The United Nations says fewer people in drought- and famine-stricken Somalia are fleeing their homes, though it notes the crisis in the country is not over.

The U.N. Office for the Coordination of Humanitarian Affairs says 5,000 people have moved into Mogadishu this month, down from 28,000 in July.

The agency's weekly report, issued late Tuesday, says the number of Somalis fleeing to refugee camps in Kenya and Ethiopia has also dropped.

The U.N. agency attributes the decline to increased aid reaching Somalia's Bay, Gedo, Bakool and Hiran regions, especially in areas along the Kenyan and Ethiopian borders.

The agency said it has also received reports that insurgent group al-Shabab continues to restrict the movement of people in areas under its control.

Experts have warned that food production in southern Somalia remains at a historic low, and that famine conditions across the region are likely to continue and spread.

The U.N. has already declared a famine in five regions of southern Somalia.

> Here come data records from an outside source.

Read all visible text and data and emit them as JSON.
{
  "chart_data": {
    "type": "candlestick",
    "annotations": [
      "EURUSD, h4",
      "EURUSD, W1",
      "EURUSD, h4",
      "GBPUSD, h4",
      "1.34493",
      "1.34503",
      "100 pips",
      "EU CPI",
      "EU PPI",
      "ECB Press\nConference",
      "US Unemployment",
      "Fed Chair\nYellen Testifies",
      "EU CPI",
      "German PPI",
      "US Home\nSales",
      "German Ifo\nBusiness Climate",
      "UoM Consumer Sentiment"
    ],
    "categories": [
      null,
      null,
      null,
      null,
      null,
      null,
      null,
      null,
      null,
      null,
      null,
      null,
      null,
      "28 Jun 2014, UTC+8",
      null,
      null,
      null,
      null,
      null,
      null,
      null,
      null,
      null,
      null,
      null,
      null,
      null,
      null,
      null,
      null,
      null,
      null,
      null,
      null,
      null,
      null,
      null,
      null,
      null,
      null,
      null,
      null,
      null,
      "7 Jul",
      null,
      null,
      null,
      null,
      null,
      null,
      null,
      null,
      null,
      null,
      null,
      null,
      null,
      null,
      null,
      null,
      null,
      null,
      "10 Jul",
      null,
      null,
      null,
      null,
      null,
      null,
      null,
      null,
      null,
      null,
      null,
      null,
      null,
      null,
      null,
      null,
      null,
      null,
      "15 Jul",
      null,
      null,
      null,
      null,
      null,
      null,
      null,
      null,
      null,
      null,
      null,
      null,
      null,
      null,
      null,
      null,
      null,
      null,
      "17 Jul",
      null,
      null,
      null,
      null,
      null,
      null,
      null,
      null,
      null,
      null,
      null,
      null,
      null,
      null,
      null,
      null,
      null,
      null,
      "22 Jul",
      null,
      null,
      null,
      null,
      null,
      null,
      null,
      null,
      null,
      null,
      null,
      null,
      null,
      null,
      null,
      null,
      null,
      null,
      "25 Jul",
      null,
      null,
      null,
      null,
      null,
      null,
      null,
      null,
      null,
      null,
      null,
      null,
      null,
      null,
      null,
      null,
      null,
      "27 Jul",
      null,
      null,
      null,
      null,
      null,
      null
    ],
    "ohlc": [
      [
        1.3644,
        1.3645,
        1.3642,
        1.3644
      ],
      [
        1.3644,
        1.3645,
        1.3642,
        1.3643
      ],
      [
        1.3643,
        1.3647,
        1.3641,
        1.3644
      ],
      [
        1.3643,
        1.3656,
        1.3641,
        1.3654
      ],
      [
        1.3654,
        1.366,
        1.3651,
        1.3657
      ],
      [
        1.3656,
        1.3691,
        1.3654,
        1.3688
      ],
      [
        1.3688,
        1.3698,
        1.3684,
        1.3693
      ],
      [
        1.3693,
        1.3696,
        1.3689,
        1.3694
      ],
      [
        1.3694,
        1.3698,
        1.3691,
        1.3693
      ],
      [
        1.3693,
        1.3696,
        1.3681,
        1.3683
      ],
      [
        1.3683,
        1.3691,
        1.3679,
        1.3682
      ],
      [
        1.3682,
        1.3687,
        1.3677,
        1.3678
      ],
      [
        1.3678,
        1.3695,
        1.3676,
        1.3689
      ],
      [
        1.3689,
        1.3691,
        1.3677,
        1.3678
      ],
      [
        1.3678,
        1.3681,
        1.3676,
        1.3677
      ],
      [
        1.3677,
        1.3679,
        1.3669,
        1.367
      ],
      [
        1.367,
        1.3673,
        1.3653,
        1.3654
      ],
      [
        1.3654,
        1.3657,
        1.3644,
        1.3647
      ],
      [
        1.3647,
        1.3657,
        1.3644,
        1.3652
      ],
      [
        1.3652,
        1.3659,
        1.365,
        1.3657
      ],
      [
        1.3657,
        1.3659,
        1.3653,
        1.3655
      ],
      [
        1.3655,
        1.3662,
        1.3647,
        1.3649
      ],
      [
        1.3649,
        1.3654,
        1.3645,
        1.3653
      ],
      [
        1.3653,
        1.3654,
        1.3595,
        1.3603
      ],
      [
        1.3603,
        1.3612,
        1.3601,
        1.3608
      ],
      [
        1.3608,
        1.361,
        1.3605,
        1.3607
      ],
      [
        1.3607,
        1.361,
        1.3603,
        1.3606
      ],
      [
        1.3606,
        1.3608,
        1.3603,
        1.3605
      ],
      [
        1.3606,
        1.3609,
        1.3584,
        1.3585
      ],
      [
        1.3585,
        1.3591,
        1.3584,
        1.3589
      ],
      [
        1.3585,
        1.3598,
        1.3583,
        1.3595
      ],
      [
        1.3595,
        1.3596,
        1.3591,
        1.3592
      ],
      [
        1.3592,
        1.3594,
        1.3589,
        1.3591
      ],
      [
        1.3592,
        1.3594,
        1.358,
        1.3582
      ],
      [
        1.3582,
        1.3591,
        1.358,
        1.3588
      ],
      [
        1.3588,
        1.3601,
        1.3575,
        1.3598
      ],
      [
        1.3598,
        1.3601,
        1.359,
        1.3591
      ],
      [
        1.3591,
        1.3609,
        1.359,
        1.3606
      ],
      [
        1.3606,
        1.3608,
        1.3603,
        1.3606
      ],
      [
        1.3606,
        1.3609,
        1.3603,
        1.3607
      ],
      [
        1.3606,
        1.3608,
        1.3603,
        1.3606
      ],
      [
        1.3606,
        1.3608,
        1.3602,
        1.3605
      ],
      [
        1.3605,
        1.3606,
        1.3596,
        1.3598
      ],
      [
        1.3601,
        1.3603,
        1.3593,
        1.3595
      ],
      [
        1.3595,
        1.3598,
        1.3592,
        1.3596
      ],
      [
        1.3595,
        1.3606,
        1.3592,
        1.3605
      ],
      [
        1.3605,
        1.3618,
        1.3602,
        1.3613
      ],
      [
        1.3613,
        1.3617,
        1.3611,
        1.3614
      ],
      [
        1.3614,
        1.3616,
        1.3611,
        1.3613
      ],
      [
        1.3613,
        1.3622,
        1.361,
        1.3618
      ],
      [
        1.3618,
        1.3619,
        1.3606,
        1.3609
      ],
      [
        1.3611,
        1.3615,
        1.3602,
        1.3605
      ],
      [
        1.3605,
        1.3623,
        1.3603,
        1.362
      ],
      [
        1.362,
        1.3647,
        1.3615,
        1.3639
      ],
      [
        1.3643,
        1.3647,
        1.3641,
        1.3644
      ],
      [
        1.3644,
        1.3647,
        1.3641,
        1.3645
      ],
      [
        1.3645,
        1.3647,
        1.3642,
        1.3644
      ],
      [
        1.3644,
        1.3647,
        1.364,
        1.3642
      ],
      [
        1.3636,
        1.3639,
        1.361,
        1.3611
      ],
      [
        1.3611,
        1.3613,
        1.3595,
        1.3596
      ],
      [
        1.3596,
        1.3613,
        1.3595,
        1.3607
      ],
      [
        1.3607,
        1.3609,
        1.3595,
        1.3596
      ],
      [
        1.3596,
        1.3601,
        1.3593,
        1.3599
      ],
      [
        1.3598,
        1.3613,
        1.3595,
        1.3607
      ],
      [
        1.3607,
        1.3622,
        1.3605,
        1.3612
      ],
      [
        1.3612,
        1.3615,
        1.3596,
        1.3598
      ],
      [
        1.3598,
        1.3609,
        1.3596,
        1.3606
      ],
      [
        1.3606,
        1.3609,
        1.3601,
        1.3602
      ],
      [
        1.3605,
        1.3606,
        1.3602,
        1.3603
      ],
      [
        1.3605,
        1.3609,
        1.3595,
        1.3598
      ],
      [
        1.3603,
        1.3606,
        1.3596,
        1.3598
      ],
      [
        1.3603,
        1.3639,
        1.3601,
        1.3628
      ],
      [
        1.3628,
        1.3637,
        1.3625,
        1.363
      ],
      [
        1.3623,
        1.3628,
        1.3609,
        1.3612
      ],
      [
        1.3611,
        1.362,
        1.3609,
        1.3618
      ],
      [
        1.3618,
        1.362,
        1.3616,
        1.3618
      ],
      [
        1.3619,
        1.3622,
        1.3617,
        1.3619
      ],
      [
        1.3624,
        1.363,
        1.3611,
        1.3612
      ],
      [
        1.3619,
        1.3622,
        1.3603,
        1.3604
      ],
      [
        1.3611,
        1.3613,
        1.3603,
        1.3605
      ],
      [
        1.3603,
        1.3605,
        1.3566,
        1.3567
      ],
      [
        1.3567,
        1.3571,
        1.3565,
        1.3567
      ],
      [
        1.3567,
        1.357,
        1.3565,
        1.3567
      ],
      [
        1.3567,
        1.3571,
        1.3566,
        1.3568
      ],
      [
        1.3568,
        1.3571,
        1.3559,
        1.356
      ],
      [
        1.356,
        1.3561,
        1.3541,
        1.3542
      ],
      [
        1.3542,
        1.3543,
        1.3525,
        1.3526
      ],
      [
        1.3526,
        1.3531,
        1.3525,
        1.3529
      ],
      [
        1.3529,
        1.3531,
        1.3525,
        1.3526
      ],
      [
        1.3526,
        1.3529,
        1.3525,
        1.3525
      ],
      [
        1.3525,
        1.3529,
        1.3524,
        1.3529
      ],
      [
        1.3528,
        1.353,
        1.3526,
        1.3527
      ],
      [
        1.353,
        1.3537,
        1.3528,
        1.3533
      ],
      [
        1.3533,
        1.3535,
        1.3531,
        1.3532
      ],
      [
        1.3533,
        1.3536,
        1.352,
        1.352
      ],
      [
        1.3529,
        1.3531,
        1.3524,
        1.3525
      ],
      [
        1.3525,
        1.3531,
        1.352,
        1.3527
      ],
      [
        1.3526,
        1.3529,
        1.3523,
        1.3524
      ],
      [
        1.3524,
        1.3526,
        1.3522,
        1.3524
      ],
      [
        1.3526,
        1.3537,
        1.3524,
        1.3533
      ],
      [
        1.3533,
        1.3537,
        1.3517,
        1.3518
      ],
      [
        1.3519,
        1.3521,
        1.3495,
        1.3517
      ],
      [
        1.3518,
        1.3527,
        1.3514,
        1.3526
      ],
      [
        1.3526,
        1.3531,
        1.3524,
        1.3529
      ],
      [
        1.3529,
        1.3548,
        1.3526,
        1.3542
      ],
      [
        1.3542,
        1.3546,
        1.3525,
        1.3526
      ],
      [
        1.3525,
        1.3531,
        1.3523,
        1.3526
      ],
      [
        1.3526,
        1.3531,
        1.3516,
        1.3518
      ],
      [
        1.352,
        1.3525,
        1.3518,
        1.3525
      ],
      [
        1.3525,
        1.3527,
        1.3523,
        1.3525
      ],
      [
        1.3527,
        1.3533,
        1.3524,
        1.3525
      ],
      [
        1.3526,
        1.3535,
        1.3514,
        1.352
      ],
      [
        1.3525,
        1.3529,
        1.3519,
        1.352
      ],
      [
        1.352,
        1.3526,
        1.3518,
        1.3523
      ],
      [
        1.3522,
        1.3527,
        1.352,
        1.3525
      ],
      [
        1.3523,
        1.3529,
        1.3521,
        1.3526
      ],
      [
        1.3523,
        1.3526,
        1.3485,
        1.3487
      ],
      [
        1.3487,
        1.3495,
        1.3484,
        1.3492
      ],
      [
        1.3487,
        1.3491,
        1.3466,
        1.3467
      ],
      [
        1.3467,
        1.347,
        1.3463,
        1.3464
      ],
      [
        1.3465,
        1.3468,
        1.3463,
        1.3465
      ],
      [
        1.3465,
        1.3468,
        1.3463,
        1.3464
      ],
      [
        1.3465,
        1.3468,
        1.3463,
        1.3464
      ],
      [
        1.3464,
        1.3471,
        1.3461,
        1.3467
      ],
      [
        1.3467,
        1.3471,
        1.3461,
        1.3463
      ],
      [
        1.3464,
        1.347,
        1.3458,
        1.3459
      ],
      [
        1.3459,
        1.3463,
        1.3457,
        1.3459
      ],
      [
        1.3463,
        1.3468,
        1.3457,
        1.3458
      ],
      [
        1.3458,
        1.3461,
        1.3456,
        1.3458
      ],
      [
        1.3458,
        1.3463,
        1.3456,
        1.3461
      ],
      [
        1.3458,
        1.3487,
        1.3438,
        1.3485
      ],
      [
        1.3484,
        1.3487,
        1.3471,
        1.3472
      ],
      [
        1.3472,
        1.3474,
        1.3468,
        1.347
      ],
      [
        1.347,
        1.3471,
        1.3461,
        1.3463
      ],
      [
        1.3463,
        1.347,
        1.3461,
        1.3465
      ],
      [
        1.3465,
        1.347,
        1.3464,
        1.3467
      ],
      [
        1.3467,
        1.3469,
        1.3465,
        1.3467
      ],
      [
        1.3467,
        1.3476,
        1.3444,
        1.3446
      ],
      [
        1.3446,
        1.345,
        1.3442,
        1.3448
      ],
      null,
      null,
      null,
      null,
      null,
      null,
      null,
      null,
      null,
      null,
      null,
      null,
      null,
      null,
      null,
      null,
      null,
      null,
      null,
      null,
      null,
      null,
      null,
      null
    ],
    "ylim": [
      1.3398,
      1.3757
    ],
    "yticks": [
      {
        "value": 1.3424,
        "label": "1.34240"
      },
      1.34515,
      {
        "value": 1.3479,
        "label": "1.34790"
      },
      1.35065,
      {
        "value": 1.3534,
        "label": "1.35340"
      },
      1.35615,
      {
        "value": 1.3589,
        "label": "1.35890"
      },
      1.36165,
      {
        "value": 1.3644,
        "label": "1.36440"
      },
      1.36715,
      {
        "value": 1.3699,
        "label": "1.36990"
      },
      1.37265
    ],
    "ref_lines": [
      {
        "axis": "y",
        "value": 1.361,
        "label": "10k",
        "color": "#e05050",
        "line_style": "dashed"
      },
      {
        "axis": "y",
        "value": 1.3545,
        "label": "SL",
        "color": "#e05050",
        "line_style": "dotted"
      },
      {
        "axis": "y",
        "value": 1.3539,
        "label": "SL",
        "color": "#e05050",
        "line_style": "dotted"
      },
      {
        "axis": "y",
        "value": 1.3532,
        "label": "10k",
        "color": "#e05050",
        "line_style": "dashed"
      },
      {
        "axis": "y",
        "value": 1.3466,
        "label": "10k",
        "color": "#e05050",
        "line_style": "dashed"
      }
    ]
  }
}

Somalia and neighboring countries are experiencing their worst drought in 60 years. The U.N. says more than 12 million people are in need of food aid.

Hundreds of thousands of Somalis have fled their homes in recent months in search of food and water. The situation has led to severe overcrowding at refugee camps and the sight of Somalis dying while trying to walk to a place of refuge.

Countries and regional bodies around the world have contributed hundreds of millions of dollars in aid, though the U.N. says still more is needed.